Two young Australians arrive unannounced on a remote Melanesian island and ask its residents if they can live with them for a year. Granted this request, cut off from the outside world, living without electricity, telephones, running water, two-way radios or even access to an ocean-going boat, Roger Averill and his anthropologist partner adapt to life in a subsistence culture and find themselves overwhelmed by the generosity of their hosts. Treacherous sea voyages, cyclones, a drug-induced psychotic episode and encounters with maverick American missionaries all add to the adventure. As the health of the couple steadily deteriorates from repeated bouts of malaria, their relationships with the islanders intensify to form deep and lasting bonds. In this way, amidst stories of love and detective magic, shape-changing witches, playful tree sprites, dwarf’s hair and a dead merman, the most amazing transformation in Boy He Cry remains the way these people from vastly different cultures start out as total strangers but quickly become friends, even family.

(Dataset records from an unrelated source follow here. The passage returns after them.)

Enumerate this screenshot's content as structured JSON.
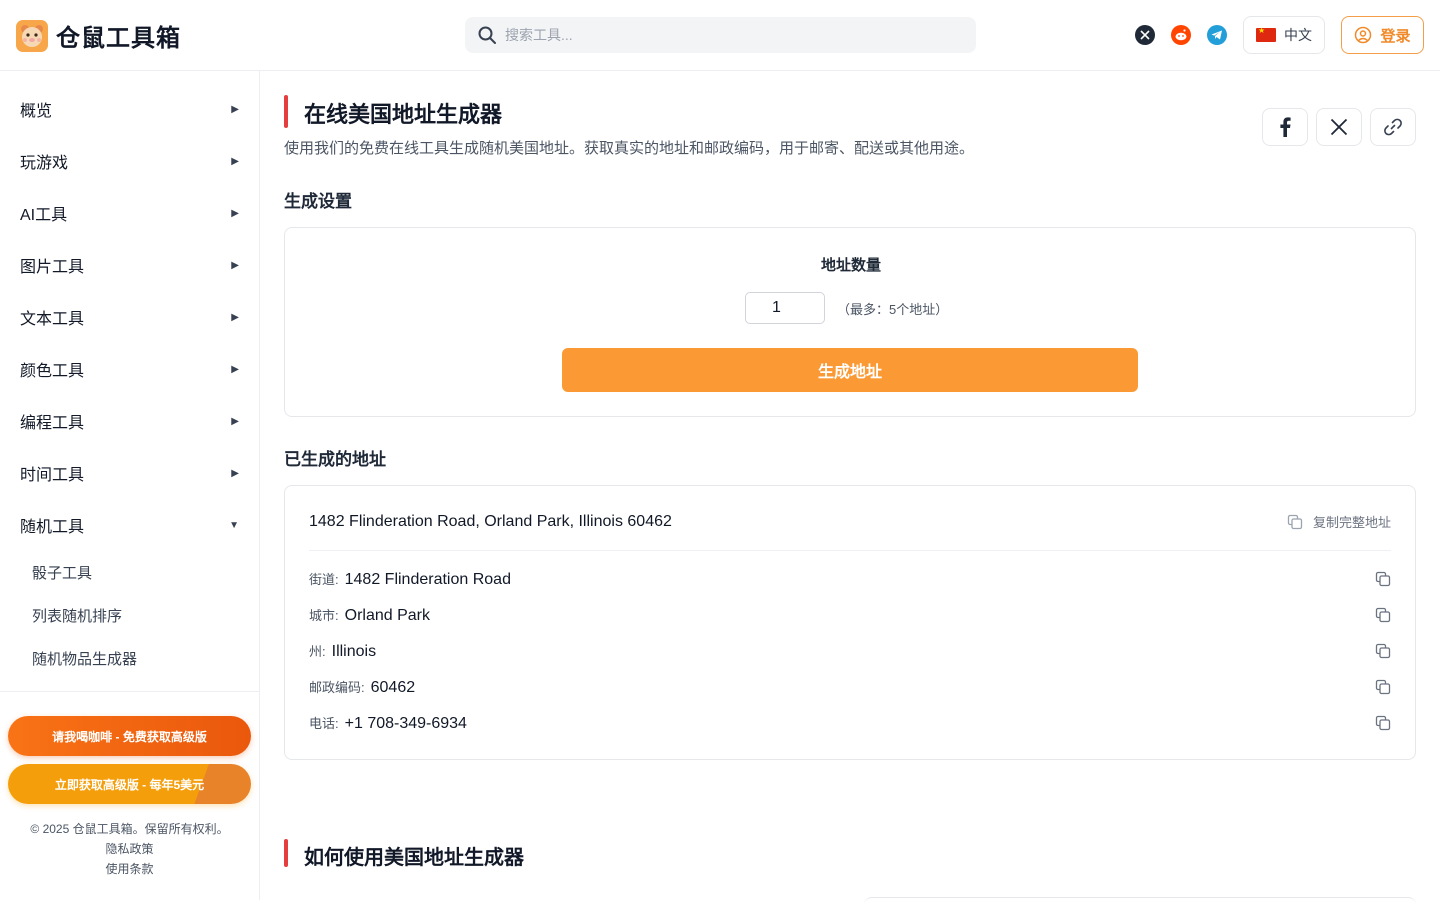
{
  "header": {
    "brand": "仓鼠工具箱",
    "search_placeholder": "搜索工具...",
    "language": "中文",
    "login": "登录"
  },
  "sidebar": {
    "items": [
      {
        "label": "概览",
        "arrow": "▶"
      },
      {
        "label": "玩游戏",
        "arrow": "▶"
      },
      {
        "label": "AI工具",
        "arrow": "▶"
      },
      {
        "label": "图片工具",
        "arrow": "▶"
      },
      {
        "label": "文本工具",
        "arrow": "▶"
      },
      {
        "label": "颜色工具",
        "arrow": "▶"
      },
      {
        "label": "编程工具",
        "arrow": "▶"
      },
      {
        "label": "时间工具",
        "arrow": "▶"
      },
      {
        "label": "随机工具",
        "arrow": "▼"
      }
    ],
    "sub_items": [
      "骰子工具",
      "列表随机排序",
      "随机物品生成器"
    ],
    "coffee_button": "请我喝咖啡 - 免费获取高级版",
    "premium_button": "立即获取高级版 - 每年5美元",
    "copyright": "© 2025 仓鼠工具箱。保留所有权利。",
    "privacy": "隐私政策",
    "terms": "使用条款"
  },
  "main": {
    "title": "在线美国地址生成器",
    "description": "使用我们的免费在线工具生成随机美国地址。获取真实的地址和邮政编码，用于邮寄、配送或其他用途。",
    "settings_title": "生成设置",
    "count_label": "地址数量",
    "count_value": "1",
    "count_hint": "（最多：5个地址）",
    "generate_button": "生成地址",
    "results_title": "已生成的地址",
    "full_address": "1482 Flinderation Road, Orland Park, Illinois 60462",
    "copy_full": "复制完整地址",
    "fields": [
      {
        "label": "街道:",
        "value": "1482 Flinderation Road"
      },
      {
        "label": "城市:",
        "value": "Orland Park"
      },
      {
        "label": "州:",
        "value": "Illinois"
      },
      {
        "label": "邮政编码:",
        "value": "60462"
      },
      {
        "label": "电话:",
        "value": "+1 708-349-6934"
      }
    ],
    "how_title": "如何使用美国地址生成器"
  },
  "colors": {
    "accent": "#fb9a35",
    "title_bar": "#e53e3e",
    "login": "#f08a2a"
  },
  "icons": [
    "hamster-logo-icon",
    "search-icon",
    "x-icon",
    "reddit-icon",
    "telegram-icon",
    "china-flag-icon",
    "user-circle-icon",
    "facebook-icon",
    "link-icon",
    "copy-icon"
  ]
}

Rare, precious and beautiful, Boy He Cry is a spiritual odyssey into the heart of a remote culture.
'Roger Averill's book will bring back memories, often amusing ones, for anyone who has had the experience of being suddenly transplanted into the established life of a very alien society. Differences of “custom”, and struggles with language, frequently lead to comedy, which in turn can lead to affection.' Randolph Stow, author of The Merry-Go-Round in the Sea and To the Islands.